With product maturity, new certification, and the horizon in sight, VRF could be pushing toward widespread usage in the United States — a move that could arguably shift the landscape of the HVAC industry.
Think VRF First
It is energy pricing that has put the United States behind in VRF adoption. That’s one theory Roy Kuczera, senior vice president, Fujitsu General America Inc., suggested.
“VRF is already an HVAC staple in most countries in Europe, Asia, the Middle East, and Australia,” he pointed out. “Decades of higher energy costs in other countries have driven them to seek out energy-efficient HVAC solutions.”
Despite the demand for VRF being less prominent in the United States than it is overseas, some consider this country to be the largest market for VRF in the world.
“The growth potential here is staggering. Significantly increasing awareness and educating clients on the benefits of VRF in this country is important,” said Kevin McNamara, vice president, commercial air conditioning, LG Electronics USA Inc.
“Perhaps the next milestone being reached is exactly that; the HVAC community thinking VRF first for projects as opposed to second. That is what most of us are working towards.”
One element that is helping manufacturers to educate and convince their clients to consider VRF first is AHRI’s new certification. According to McNamara, the AHRI 1230 Certified Product Directory for VRF Equipment provides a benchmark for performance and measures this technology’s energy efficiency. This should be a helpful tool as contractors are required to justify their customers’ HVAC expenditures while often fighting for every Leadership in Energy and Environmental Design (LEED) point possible.
“Engineers and contractors rely on performance data when they model buildings,” he explained. “By setting a uniform standard, customers are assured manufacturers’ performance claims are accurate, and that products are rated under consistent conditions enabling fair comparisons.”
The validation of VRF efficiency, as provided by AHRI 1230, brings a new level of efficacy to manufacturers educating the HVAC contractor as to the benefits of VRF technology for the contractor and the consumer.
“The long-term effect of certification is positive for our industry, and will help strengthen the growing market perception that VRF technology is the future of HVAC,” said McNamara. “The continued mainstreaming of the technology is crucial to the industry’s success as well as to owners having comprehensive choices for their buildings.”
Have VRF, Will Travel
Not limited to certain climes or regions, VRF equipment is often praised for its versatility. Marc Zipfel, director of product marketing, Mitsubishi Electric Cooling & Heating, noted that the flexibility of VRF systems gives them the ability to be installed in nearly any building application that can be imagined.
“Any region is well suited for VRF applications and these systems are one of the most flexible commercial HVAC technologies that I can think of,” he said. “They can be used in any climate, especially where the simultaneous cooling and heating abilities are maximized.”

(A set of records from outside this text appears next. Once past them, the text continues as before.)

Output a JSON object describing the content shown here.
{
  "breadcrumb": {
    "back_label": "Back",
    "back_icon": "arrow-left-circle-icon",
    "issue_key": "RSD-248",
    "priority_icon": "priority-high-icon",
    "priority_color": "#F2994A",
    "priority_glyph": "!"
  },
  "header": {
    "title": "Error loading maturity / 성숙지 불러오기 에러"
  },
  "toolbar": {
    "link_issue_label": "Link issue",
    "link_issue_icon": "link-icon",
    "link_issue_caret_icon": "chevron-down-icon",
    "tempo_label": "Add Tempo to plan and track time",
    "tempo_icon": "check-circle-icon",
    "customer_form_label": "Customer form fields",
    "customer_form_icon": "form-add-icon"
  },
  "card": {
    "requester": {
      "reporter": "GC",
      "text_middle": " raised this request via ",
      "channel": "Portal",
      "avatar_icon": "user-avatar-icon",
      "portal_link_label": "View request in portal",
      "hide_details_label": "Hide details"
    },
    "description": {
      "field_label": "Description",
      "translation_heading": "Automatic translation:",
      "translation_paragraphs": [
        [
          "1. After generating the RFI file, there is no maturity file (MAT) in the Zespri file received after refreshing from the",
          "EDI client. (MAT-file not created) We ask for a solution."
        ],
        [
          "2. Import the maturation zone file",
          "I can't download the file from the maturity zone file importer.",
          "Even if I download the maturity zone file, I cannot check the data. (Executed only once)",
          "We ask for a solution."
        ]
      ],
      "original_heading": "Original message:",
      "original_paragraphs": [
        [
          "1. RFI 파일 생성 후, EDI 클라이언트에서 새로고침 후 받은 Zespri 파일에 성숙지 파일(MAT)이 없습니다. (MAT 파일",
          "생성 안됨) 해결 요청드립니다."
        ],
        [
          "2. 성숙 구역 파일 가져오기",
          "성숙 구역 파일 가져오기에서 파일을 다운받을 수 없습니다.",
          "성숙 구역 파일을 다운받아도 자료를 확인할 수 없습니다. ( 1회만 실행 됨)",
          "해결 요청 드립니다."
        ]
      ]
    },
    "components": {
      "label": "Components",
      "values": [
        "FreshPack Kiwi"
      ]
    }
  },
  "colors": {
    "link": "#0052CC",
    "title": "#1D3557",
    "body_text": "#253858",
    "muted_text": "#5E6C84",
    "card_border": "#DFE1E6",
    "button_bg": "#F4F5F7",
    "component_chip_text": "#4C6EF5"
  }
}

Zipfel went on to explain that one of the prominent applications contractors seem to be using VRF systems for are buildings on the National Register of Historic Places. Buildings on that list are subject to strict regulations on how their structures may be altered.

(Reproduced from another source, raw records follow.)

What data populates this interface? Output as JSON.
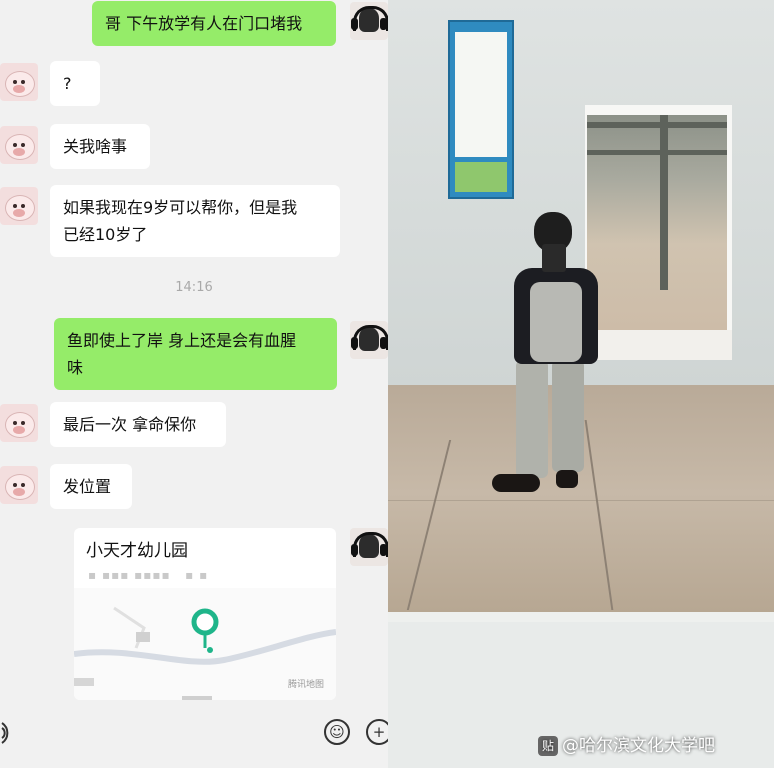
{
  "chat": {
    "messages": [
      {
        "from": "me",
        "text": "哥 下午放学有人在门口堵我"
      },
      {
        "from": "them",
        "text": "?"
      },
      {
        "from": "them",
        "text": "关我啥事"
      },
      {
        "from": "them",
        "lines": [
          "如果我现在9岁可以帮你，但是我",
          "已经10岁了"
        ]
      },
      {
        "from": "me",
        "lines": [
          "鱼即使上了岸 身上还是会有血腥",
          "味"
        ]
      },
      {
        "from": "them",
        "text": "最后一次 拿命保你"
      },
      {
        "from": "them",
        "text": "发位置"
      }
    ],
    "timestamp": "14:16",
    "location": {
      "title": "小天才幼儿园",
      "map_label": "腾讯地图"
    },
    "toolbar": {
      "voice_icon": "voice-icon",
      "emoji_icon": "emoji-icon",
      "plus_icon": "plus-icon"
    }
  },
  "watermark": {
    "badge": "贴",
    "text": "@哈尔滨文化大学吧"
  },
  "colors": {
    "outgoing_bubble": "#95ec69",
    "incoming_bubble": "#ffffff",
    "chat_bg": "#f1f1f1"
  }
}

“VRF systems can be installed in these buildings while still preserving the historic characteristics and not altering the original structure,” he said. “VRF systems are also good for multiple-occupancy buildings such as dormitories, apartments, or condominiums. In
applications like museums or concert halls, where the building load varies greatly, VRF can easily accommodate the different load requirements of both the large open spaces in the building as well as the smaller office spaces located elsewhere in the building.”
Like every other HVAC industry segment, the road ahead of VRF is uncertain. There is not a promise of widespread VRF adoption; however, this system’s usage is growing in popularity. AHRI certification, increasing energy prices, and a rising green consciousness are pushing American consumers and HVAC contractors to continue their quest for highly efficient equipment.

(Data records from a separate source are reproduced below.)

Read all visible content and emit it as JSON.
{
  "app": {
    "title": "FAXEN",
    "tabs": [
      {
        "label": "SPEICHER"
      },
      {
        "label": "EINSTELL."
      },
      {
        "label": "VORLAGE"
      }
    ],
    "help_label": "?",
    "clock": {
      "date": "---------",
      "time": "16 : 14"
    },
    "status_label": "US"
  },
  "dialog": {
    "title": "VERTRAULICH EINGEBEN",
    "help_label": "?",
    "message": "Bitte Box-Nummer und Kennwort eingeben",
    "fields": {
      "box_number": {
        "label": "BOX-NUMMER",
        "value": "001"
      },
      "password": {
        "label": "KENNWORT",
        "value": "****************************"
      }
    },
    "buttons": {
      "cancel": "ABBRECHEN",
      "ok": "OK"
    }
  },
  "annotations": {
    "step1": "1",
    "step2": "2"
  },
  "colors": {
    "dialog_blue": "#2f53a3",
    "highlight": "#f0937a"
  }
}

“Ten years ago, very few contractors and engineers were familiar with VRF in the United States. About five years ago, during the time when energy prices spiked in the United States, there was a sudden increase in interest in efficient HVAC systems,” explained Kuczera.
“From this point forward, we went from very few engineers knowing about VRF to today, where most engineers and contractors have a basic understanding of VRF.”
Sidebar: Daikin Joins AHRI
ARLINGTON, Va. — The Air-Conditioning, Heating, and Refrigeration Institute (AHRI) announced that Daikin Industries Ltd. applied for full membership in the association last month. According to AHRI, Daikin’s decision is significant because parent companies normally delegate association membership to the applicable subsidiaries within the company.
“We are pleased to accept Daikin Industries Ltd. as a full member of AHRI,” said Stephen Yurek, president and CEO of AHRI. “We view its interest in and commitment to our association as a validation of AHRI’s position as a global leader of the HVACR and water heating industry.”
Daikin Industries expressed interest in joining AHRI based on the global reach of its standards and certification programs. Representatives from Daikin met at AHRI headquarters in mid-October to communicate the manufacturer’s decision to be a full member of the association. Daikin companies Daikin America Inc., McQuay International, and AAF International will represent the parent company on 13 AHRI product sections and subsections, including Chemicals and Refrigerant Reclaimers and Air Filtration and Ultraviolet Light.